Les matériaux sont simples mais cohérents : extérieur 100% cuir de chèvre, intérieur 100% polyester, plus une membrane polyuréthane cachée entre les deux. On sent que DXR a misé sur le fonctionnel avant tout. Les soufflets d’aisance au-dessus de la main apportent un côté un peu « technique » sans surcharger le design. La raclette en caoutchouc sur le pouce gauche tranche visuellement un peu, mais sur route mouillée, on lui pardonne vite. Bref, un design honnête, pensé pour rouler plutôt que pour buzzer sur Instagram.
Confort & Maniabilité : taillé pour les trajets du quotidien
En main, les DXR SOUNDTRACK sont assez souples pour des gants 100% cuir. Le cuir de chèvre, plus fin et plus malléable que certains cuirs bovins, aide vraiment à garder une bonne sensation sur les commandes. Les soufflets d’aisance sur le dessus de la main et des doigts font bien leur job : les mouvements sont naturels, on ne sent pas de point dur particulier sur le levier de frein ou l’embrayage. La doublure polyester est simple mais agréable, sans surépaisseur gênante. On est clairement dans l’esprit « je les mets, j’oublie que je les ai » après quelques kilomètres.
Le serrage poignet par bande auto-agrippante permet d’ajuster rapidement le maintien.

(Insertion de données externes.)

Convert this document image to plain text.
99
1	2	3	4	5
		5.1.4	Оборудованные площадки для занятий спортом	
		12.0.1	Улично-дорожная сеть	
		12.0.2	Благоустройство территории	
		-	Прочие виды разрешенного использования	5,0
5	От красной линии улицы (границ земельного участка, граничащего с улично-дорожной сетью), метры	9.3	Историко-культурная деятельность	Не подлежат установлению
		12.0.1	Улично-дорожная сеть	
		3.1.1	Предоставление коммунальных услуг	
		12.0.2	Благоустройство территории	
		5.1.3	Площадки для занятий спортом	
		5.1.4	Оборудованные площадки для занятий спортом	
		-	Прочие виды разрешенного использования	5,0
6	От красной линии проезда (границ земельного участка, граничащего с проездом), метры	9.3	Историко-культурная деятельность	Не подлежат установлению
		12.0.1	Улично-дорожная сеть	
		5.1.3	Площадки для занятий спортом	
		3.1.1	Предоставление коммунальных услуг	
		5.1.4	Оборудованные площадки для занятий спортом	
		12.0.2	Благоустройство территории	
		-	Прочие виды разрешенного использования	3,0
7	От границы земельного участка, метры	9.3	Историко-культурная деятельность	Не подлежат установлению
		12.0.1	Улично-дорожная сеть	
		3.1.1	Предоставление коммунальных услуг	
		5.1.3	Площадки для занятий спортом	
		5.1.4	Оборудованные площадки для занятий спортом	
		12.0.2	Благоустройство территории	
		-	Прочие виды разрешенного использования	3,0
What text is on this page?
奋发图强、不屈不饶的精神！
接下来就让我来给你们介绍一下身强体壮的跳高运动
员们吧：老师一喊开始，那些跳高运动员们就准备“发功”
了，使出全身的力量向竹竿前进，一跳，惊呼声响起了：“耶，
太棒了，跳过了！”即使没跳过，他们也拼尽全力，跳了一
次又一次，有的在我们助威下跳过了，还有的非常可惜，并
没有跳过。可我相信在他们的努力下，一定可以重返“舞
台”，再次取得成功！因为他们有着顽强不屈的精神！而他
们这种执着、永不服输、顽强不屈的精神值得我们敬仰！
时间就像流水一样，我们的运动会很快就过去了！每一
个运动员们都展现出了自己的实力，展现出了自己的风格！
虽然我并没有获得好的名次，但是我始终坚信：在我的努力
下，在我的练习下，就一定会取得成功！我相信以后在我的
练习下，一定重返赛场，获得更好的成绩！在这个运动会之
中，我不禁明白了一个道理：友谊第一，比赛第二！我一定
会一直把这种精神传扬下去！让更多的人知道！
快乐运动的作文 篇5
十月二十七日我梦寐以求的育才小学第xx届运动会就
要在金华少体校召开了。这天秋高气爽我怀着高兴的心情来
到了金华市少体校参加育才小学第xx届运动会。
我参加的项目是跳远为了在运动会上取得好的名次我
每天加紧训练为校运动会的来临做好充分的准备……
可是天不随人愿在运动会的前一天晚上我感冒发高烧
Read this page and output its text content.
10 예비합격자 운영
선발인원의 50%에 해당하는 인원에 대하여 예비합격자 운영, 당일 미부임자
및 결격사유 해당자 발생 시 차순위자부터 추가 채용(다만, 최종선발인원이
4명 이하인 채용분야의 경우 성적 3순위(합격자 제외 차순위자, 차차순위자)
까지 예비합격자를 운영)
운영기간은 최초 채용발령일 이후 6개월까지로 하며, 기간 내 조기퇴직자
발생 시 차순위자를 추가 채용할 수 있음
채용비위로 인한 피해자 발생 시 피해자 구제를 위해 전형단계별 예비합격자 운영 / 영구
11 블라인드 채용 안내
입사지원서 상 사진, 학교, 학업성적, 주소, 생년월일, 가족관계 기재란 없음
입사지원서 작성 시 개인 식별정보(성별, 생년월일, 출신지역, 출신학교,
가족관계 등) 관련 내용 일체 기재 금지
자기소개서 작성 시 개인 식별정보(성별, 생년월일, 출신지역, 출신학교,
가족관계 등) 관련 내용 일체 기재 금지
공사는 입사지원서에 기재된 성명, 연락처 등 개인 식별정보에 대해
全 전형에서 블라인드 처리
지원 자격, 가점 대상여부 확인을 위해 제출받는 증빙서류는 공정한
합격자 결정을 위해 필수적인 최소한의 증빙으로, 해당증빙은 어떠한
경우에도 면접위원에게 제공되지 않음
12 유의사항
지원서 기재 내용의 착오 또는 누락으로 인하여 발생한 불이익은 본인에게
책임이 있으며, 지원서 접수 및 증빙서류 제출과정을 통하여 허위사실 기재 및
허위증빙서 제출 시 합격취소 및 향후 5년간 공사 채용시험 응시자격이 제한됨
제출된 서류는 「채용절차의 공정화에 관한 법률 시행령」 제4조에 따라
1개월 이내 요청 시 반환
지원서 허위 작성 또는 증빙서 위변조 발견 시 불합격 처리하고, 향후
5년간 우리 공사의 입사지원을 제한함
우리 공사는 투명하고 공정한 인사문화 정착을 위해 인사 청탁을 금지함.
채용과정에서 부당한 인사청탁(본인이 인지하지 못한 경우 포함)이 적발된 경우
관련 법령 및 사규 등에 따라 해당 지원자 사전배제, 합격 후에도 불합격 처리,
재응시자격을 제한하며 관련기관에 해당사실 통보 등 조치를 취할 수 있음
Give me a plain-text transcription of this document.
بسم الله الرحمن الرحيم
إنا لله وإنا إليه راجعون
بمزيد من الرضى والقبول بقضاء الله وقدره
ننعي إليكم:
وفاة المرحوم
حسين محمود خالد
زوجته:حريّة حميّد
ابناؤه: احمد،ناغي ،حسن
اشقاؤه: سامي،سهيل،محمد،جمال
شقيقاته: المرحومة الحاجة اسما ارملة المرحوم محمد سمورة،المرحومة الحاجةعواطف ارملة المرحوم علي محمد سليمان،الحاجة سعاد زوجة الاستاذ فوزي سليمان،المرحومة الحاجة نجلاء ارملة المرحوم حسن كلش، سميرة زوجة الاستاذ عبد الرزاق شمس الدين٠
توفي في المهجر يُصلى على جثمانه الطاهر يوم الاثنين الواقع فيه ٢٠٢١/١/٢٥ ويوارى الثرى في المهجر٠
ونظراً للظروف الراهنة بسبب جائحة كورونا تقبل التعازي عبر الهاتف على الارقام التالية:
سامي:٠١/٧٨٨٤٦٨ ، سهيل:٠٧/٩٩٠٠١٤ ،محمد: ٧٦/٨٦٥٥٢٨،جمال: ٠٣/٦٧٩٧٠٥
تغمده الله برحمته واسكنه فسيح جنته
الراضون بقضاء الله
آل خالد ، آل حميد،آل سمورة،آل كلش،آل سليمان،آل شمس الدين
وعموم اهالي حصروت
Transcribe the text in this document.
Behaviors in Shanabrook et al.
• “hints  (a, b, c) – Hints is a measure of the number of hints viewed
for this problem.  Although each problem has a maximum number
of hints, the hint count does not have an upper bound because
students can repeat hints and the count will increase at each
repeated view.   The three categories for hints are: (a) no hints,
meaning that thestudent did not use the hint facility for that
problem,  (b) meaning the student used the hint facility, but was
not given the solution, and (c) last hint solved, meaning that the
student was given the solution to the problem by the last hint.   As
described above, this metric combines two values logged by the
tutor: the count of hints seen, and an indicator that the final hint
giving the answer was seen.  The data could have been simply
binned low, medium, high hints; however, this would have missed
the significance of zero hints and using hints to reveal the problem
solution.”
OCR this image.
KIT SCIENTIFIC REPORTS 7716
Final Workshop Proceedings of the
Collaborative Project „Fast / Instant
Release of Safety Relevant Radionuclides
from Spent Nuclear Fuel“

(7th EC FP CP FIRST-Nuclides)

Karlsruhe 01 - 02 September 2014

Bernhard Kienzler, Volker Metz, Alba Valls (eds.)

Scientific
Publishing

Ce n’est pas le système le plus sophistiqué du marché, mais il est efficace et pratique au quotidien, surtout si tu mets et enlèves les gants plusieurs fois par jour. Côté ergonomie, la raclette sur le pouce se fait un peu sentir au début, puis on s’y habitue. En mi-saison, le compromis est bon : ni trop chaud, ni trop léger. En plein hiver, en revanche, ce sera un peu juste. Pour la ville, la péri-urbaine et les balades cool, le confort est franchement au rendez-vous. Bref, il fait le job sans discuter.
8.2 / 10
Protection & Sécurité : l’essentiel, sans surpromesse
Les gants DXR SOUNDTRACK sont certifiés selon la norme CE EN 13594 niveau 1, ce qui garantit un niveau de protection conforme à un usage routier classique. On retrouve une paume de main renforcée, élément crucial en cas de glissade, puisque c’est souvent la première zone à toucher le bitume. Le cuir de chèvre, bien que plus fin qu’un cuir de vache, offre une bonne résistance à l’abrasion pour un gant de cette catégorie. Les renforts restent toutefois assez discrets : on n’est pas sur un gant très armuré, mais sur une protection « raisonnable » pour trajet quotidien et balades cool.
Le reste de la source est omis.